Print

Union SuperPAC targets Pa

Published by Tim McNulty on .

An AFL-CIO SuperPAC targeting Pennsylvania and four other swing states this presidential year is rolling out a unique way for spending its money: the harder volunteers work, the more say they will have in what issues and candidates the PAC supports.

The organized labor umbrella group unveiled the PAC last month, pitching it as a way to try to counterbalance the conservative SuperPACs that have spread like wildfire since the Supreme Court's Citizens United decision. The ruling allowed individuals, corporations and unions to give unlimited amounts to PACs that can make independent expenditures on campaign. It also allowed unions to reach out to nonunion workers for the first time.

The so-called Workers' Voice PAC cannot hope to match conservative fundraising -- who had a 20:1 edge over union spending in 2010 -- so it has to find other ways to be effective. Thus, the new spending money announced today at Huffington Post:

Participants who undertake campaign activities -- phone banking, neighborhood canvassing, field program volunteering and others -- will be rewarded the equivalent of super PAC currency. That currency, in turn, can be used to direct which candidates and issues Workers' Voice supports and how they support them, be it through online advertising, voter registration, Get Out The Vote operations or other mechanisms.
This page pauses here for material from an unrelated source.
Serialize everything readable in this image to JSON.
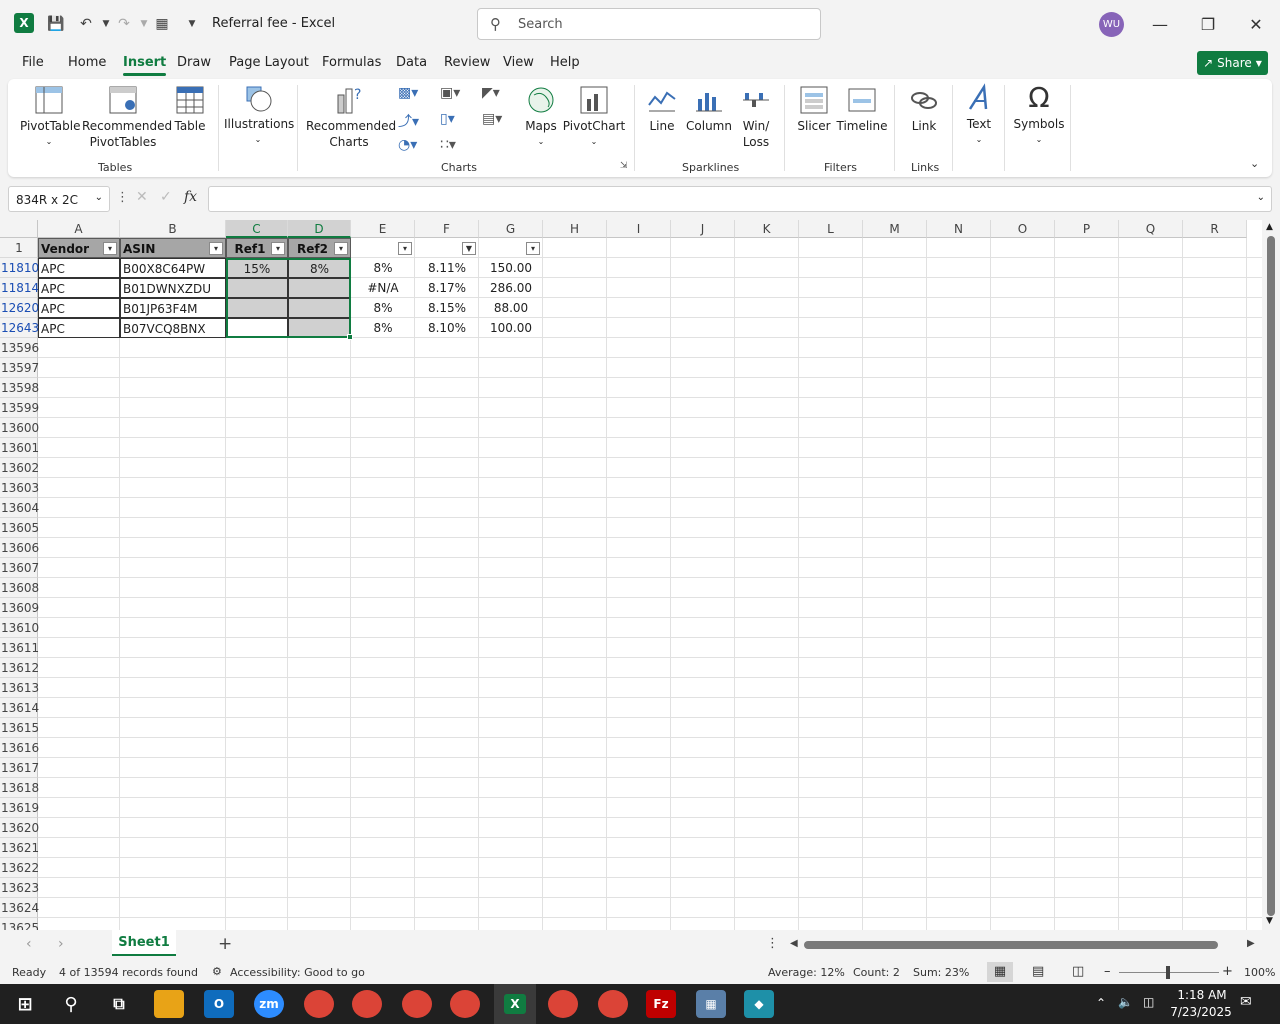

"We are kind of jumping off a cliff and opening ourselves up to democracy. We are going to empower people and empower workers in a way that's not been done before," said Workers' Voice spokesman Eddie Vale. "There may be a congressional race that isn't much on people's radar in D.C. But if there are a hundred activists in that congressional district who get their asses out of bed every morning and make phone calls and knock on doors, we feel they have earned the right to put [our] resources there."

Besides Pennsylvania, the PAC is setting up shop in Ohio, Michigan, Wisconsin, Florida and Nevada. The AFL-CIO represents 57 unions covering 12 million workers.